Machine Learning Studio provides a visual experiment and development environment for machine learning. It allows you to develop AI services without the need to write code. In addition, Machine Learning Studio provides multiple proven machine learning algorithms for you to meet your business requirements in different scenarios, such as product recommendation, financial risk management, and advertising prediction.
You can log on to Machine Learning Studio by using an Alibaba Cloud account or a Resource Access Management (RAM) user. If you use a RAM user, you must first use your Alibaba Cloud account to authorize the RAM user. For more information, see Authorization.

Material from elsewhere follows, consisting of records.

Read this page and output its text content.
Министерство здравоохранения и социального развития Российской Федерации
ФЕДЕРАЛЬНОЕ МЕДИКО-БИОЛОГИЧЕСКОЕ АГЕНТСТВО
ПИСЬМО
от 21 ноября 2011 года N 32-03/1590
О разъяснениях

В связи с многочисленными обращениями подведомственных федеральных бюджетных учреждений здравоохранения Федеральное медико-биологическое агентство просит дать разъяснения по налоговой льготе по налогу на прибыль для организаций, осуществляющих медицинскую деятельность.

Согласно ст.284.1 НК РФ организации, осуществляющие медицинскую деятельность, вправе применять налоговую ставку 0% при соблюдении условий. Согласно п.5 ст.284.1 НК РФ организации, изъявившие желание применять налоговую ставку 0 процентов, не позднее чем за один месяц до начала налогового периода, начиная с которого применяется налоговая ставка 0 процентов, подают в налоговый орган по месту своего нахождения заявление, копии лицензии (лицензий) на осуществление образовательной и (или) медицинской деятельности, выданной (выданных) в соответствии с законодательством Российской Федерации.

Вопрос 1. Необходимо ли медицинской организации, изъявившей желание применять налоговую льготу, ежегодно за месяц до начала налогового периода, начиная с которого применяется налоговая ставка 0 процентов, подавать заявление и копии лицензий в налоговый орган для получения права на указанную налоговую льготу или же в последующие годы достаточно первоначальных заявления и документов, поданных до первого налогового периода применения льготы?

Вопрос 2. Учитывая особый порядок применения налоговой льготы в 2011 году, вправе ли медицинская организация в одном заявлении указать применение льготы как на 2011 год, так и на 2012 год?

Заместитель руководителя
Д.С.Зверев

Machine Learning Studio allows you to use a template to create an experiment or manually create an experiment. Template-based experiment creation is simple. After you create an experiment by using a template and run the experiment, you can deploy models. If you manually create an experiment, the system provides more than one hundred algorithm components and supports access to various data sources, such as MaxCompute table data and Object Storage Service (OSS) data.
When you train models, the system allows you to use Automated Machine Learning (AutoML) to automatically tune parameters and export models in the Predictive Model Markup Language (PMML) format. This helps you obtain the optimal models.
- Traditional machine learning components
These components include data preprocessing, feature engineering, statistical analysis, time series, text analysis, and network analysis.
- Deep learning framework components
These components include TensorFlow, Caffe, MXNet, and PyTorch.